Tupac may be dead, but his lawyers are not. On Dec. 10, MIT received a subpoena from Paramount Pictures asking who is responsible for an MIT computer that allegedly distributed illegal copies of the film “Tupac: Resurrection.”

The Internet address provided by Paramount belongs to a computer at the headquarters of the Department of Civil and Environmental Engineering. The studio said it was able to download an unauthorized copy of the film at 1:40 a.m. on Dec. 4, and has asked MIT to identify the person responsible.

MIT’s deadline to respond is tomorrow, Jan. 15. The senior counsel for intellectual property, Ann M. Hammersla, said the Institute’s lawyers are still planning a response. “We’re working on it. It’s still under discussion,” she said. “We are considering all possibilities.”

MIT person unlikely to be at fault

The subpoena says that Paramount was able to download the film over Internet Relay Chat from the Internet Protocol address, a computer in 2-190, the Course I headquarters.

Patricia A. Dixon, a Course I administrative officer listed as the computer’s contact, declined to discuss the matter.

Based on the IRC “nickname” of the alleged trader (“BJ-XDCC1063”) and the time of day, it appears unlikely that a real person was present at the department headquarters to send the film to Paramount.

A more likely scenario is that the computer was remotely compromised by someone who then used it as a middleman to share the content via IRC. “That’s being considered,” said Timothy J. McGovern, the StopIt and Information Technology policy coordinator.

Paramount’s lawyer handling the subpoena did not respond to repeated requests for comment.

Verizon ruling no help to MIT

How MIT plans to respond is still a mystery, even though the deadline is tomorrow. (MIT obtained an extension from the original deadline of Dec. 17.)

One thing that is almost certain is that the Dec. 19 decision of a federal appeals court, striking down some subpoenas, will not help MIT in this case.

The Digital Millenium Copyright Act of 1998 grants copyright owners the power, in some situations, to subpoena Internet service providers for the identity of users trading copyrighted works without authorization.

The Washington, D.C., federal appeals court’s decision held that a DMCA subpoena cannot force Internet service providers to disclose the contact information of their subscribers if the alleged infringing material is hosted on computers not belonging to the ISP.

The decision, had it been made earlier in 2003, would have given MIT the right not to release the contact information of Claudiu A. Prisnel ’06, whose name MIT disclosed to the Recording Industry Association of America as the “alleged infringer” who offered hundreds of songs over the KaZaA file-trading network through MIT’s network. (Prisnel was not sued and was not contacted by the RIAA, he said.)

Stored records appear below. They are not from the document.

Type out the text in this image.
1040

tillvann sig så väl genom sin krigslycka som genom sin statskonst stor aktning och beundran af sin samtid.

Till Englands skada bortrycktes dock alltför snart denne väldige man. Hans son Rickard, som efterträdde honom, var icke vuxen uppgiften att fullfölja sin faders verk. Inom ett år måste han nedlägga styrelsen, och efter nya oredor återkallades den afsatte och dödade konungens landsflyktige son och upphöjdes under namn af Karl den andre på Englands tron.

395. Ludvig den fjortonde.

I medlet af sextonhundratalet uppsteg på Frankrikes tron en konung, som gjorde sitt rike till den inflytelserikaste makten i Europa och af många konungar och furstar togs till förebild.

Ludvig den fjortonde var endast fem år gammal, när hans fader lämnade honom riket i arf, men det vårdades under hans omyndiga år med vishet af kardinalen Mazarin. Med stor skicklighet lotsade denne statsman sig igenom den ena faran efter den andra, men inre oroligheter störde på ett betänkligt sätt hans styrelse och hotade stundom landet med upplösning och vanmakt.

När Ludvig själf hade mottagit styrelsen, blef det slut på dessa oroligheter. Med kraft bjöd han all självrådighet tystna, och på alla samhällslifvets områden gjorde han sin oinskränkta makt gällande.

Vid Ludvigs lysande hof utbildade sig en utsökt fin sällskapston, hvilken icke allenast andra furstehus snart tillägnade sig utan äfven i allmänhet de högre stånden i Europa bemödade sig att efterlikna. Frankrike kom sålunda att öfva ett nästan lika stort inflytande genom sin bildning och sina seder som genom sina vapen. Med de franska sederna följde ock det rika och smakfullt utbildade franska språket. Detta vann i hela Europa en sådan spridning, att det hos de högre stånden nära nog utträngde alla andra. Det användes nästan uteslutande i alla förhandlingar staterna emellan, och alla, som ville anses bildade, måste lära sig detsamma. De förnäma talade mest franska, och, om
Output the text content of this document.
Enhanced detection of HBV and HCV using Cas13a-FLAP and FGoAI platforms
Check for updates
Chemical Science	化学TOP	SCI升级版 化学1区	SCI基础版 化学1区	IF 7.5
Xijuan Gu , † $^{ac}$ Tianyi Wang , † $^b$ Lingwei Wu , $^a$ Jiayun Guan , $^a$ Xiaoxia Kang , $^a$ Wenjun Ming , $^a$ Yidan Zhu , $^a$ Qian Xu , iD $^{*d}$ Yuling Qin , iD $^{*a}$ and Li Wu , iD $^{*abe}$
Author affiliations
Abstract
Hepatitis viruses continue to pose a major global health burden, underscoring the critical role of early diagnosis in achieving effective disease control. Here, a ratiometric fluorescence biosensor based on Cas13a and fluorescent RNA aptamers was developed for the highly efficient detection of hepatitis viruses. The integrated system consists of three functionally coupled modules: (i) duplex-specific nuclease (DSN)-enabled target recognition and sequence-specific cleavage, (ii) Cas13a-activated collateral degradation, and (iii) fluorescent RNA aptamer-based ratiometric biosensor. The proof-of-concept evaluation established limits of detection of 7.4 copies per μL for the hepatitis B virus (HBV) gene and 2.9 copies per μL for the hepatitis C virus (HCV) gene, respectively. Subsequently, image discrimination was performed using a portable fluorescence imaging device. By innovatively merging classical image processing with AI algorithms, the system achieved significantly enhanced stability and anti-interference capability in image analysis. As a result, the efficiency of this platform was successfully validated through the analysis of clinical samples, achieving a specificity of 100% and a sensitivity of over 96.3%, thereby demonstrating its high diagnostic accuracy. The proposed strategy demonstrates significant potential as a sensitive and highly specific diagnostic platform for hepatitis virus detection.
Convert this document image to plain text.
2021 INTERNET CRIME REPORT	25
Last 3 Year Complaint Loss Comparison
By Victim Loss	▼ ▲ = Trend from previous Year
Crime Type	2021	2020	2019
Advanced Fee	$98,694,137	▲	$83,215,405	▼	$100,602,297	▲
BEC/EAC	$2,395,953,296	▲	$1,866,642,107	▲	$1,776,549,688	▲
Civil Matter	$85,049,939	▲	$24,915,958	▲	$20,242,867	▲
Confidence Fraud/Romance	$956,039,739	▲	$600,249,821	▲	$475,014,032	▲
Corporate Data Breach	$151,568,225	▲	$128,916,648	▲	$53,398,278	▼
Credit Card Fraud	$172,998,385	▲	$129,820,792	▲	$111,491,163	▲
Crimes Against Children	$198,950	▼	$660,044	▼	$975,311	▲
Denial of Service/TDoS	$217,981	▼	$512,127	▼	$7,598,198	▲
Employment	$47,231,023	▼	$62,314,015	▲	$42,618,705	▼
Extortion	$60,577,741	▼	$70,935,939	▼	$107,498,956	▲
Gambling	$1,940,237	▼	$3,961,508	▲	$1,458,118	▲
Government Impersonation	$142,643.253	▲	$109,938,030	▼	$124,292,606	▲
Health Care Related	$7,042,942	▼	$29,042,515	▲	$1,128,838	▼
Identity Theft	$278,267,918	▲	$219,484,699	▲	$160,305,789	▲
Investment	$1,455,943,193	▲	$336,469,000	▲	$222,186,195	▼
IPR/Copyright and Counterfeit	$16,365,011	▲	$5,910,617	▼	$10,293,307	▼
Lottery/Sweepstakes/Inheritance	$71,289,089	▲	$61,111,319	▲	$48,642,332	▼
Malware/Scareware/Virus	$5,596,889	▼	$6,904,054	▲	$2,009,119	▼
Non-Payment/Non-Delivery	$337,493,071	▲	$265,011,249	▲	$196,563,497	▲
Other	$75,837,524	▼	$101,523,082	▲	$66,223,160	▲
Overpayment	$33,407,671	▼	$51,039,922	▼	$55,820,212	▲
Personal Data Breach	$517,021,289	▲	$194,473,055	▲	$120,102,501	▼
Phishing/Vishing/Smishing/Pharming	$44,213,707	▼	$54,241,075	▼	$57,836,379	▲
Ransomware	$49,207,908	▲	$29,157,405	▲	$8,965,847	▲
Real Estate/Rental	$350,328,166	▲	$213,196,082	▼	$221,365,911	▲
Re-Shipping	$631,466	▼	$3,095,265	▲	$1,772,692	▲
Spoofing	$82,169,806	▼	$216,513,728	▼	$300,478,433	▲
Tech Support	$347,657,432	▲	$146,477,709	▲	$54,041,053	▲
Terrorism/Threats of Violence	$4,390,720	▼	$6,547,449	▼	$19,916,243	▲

But the court’s decision seems not to aid MIT in its current situation, since the machine is an MIT-owned computer.

“Our working hypothesis right now is that [the decision] is not relevant, because the machine is owned by MIT,” McGovern said. “That’s the current interpretation. A lot of this stuff is still under discussion,” he said.

“Tupac: Resurrection,” a film about the rap star’s life, was released on Nov. 14, 2003. Roger Ebert of the Chicago Sun-Times gave “Tupac: Resurrection” 3.5/4 stars.